In July of 2006, Paramount’s Kings Island’s wooden roller coaster, Son of Beast, left riders injured after an accident involving the ride’s support structure partially failing. The accident itself occurred just after all of the Paramount Parks, including Kings Island, all of which were owned by CBS at the time, had been sold to the Cedar Fair Entertainment Company. This now left Cedar Fair with the decision of what to do with the Son of Beast wooden roller coaster.
The State of Ohio’s Department of Agriculture was brought in to inspect the ride for obvious safety reasons, and a final report was recently released. This report describes the outcome of the incident and contains information about the near future of Son of Beast.
Son of Beast opened in 2000 as the world’s tallest and fastest wooden roller coaster, and it also became the world’s only looping wooden roller coaster. Well this massive wooden coaster will lose that title in the future months as construction crews make modifications to the 218-foot tall ride, including the removal of the 118-foot tall loop.
Kings Island plans to reopen Son of Beast next season, but not until the park is completed the project of reinforcing the ride’s wooden structure, removes the vertical loop, and installs lighter trains.
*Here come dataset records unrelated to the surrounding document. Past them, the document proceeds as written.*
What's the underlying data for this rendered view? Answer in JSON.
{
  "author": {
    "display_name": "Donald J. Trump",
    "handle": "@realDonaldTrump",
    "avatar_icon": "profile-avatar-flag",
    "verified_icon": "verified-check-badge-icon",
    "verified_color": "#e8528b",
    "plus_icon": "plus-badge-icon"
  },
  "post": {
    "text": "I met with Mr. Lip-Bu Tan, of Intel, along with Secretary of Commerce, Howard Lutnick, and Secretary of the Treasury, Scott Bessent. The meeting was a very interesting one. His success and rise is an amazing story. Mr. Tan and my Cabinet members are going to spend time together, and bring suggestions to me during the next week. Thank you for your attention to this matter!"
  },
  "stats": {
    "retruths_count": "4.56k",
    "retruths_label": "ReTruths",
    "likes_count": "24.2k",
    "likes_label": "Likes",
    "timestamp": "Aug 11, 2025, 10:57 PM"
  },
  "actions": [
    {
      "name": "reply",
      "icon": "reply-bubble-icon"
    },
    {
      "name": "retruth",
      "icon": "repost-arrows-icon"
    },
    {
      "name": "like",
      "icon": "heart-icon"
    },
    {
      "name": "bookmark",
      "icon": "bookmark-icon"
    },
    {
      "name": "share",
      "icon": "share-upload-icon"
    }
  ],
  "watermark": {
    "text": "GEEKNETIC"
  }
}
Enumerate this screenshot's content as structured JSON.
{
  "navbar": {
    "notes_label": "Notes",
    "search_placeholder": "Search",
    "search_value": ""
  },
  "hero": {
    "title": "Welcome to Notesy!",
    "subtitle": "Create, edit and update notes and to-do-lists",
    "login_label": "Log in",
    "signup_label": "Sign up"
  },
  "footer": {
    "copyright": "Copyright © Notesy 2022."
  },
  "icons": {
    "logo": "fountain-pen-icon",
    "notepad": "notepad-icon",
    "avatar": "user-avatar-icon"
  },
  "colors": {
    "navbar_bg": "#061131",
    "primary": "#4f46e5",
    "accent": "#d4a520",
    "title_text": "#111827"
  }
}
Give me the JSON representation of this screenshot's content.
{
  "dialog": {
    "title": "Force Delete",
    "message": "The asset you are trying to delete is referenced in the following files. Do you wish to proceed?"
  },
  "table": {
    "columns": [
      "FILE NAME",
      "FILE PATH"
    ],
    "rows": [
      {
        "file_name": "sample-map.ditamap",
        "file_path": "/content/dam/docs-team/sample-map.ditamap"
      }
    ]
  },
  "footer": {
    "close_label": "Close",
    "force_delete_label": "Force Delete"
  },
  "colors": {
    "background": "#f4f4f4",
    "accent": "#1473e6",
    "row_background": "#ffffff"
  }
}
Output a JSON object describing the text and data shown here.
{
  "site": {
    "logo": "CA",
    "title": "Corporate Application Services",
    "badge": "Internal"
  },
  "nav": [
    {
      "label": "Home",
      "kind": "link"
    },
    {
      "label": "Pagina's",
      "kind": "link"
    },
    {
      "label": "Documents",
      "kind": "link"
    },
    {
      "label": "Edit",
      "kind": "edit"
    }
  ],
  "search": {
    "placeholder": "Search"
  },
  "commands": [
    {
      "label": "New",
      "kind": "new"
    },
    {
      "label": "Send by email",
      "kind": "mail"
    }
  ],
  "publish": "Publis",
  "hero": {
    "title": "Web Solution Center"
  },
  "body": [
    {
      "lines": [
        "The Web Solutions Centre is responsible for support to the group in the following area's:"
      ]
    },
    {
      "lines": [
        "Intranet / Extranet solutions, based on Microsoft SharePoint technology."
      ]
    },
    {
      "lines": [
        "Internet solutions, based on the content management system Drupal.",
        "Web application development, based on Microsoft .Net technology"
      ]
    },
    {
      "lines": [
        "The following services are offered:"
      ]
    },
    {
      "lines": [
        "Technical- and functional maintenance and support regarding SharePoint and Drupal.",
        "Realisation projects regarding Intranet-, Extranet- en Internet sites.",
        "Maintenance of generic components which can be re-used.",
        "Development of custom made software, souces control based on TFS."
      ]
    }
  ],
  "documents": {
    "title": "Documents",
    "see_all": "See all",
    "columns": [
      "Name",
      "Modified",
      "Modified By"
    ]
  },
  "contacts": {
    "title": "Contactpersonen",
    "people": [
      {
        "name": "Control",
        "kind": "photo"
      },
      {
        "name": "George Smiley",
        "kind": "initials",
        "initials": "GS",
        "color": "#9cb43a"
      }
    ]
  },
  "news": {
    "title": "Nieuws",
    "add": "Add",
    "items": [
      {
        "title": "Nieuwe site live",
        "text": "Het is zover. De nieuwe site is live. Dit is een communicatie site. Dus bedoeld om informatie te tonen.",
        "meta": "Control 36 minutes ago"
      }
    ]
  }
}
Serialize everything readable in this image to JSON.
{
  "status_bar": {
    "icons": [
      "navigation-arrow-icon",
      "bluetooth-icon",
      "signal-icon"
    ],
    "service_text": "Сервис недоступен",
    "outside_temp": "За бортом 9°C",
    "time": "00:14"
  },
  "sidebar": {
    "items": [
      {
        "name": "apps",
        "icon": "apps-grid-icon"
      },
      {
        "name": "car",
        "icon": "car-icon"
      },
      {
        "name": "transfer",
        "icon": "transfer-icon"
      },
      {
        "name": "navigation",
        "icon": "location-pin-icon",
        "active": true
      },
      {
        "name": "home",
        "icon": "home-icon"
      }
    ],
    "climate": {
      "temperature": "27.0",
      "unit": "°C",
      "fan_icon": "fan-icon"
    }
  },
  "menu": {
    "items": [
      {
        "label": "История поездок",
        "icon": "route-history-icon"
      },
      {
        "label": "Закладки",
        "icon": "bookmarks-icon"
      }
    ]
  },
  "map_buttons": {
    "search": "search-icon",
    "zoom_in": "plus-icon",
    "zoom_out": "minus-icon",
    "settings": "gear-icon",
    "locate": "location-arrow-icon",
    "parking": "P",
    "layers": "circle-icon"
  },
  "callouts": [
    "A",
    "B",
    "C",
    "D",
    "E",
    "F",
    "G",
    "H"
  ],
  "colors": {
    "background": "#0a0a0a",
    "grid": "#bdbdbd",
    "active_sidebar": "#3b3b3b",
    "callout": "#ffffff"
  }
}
Using these trains should reduce the load and create a more comfortable ride experience.
The Kemah Boardwalk is a small amusement park and boardwalk area located on the shores of Kemah, Texas, in between Houston and Galveston. The boardwalk area is home to many restaurants, shopping complexes, a hotel, and an amusement park, which will open an all-new wooden roller coaster in the late spring or early summer of 2007.
This new wooden roller coaster will be Kemah Boardwalk’s first roller coaster, and has yet to receive its named. This wooden coaster was designed by the Gravity Group, and will use two, six-car trains from the Philadelphia Toboggan Coaster Co. Martin & Vleminckx Rides LLC is overseeing the project and will also build the ride’s wooden structure.
The Gravity Group designed this compact wooden twister to where it can fit in a footprint that is less than one-acre. This new wooden roller coaster will feature the most crossovers in a single wooden coaster, and will include several tunneled sections.
The western-themed coaster will stand 96 feet tall, have a 92 foot first drop, reach a top-speed of 51 miles per hour, and riders will fly through a layout comprised of 3,236 feet of track. The new wooden coaster is sure to become a popular tourist attraction considering the Kemah Boardwalk draws about 3 million visitors per year.
Lagoon, Utah’s largest amusement park, recently announced the addition of a new one-of-a-kind roller coaster, and it will be the largest in the park’s 121-year history. This new launched roller coaster will appropriately be named, Wicked.
Wicked will launch riders to a top speed of 55 mph before climbing a 110-foot tall vertical tower. Then riders will be launched a second time over the top of the tower and plunge vertically back down to earth before completing the rest of the 2050-foot long course. Riders will experience 4.8 G-Forces, multiple highly banked turns, and a zero-g-roll as part of this 1 minute 46 second long whirlwind of a roller coaster.
Both the famous Stengel Engineering Company of Germany and the roller coaster manufacturer Zierer, also from Germany, designed this new roller coaster for Lagoon at a cost of $10 million. Wicked’s launch system will be made up of LSM’s or Linear Synchronous Motors, which will launch the eight passenger cars. These smaller cars will secure riders around the waist and the legs and will allow rider's shoulders to be free.
Wicked will be completed and ready to make its debut in the spring of 2007. Wicked is sure to stand out above all of Lagoon’s other roller coasters in being that it’s the most unique and the most thrilling roller coaster in the park’s history.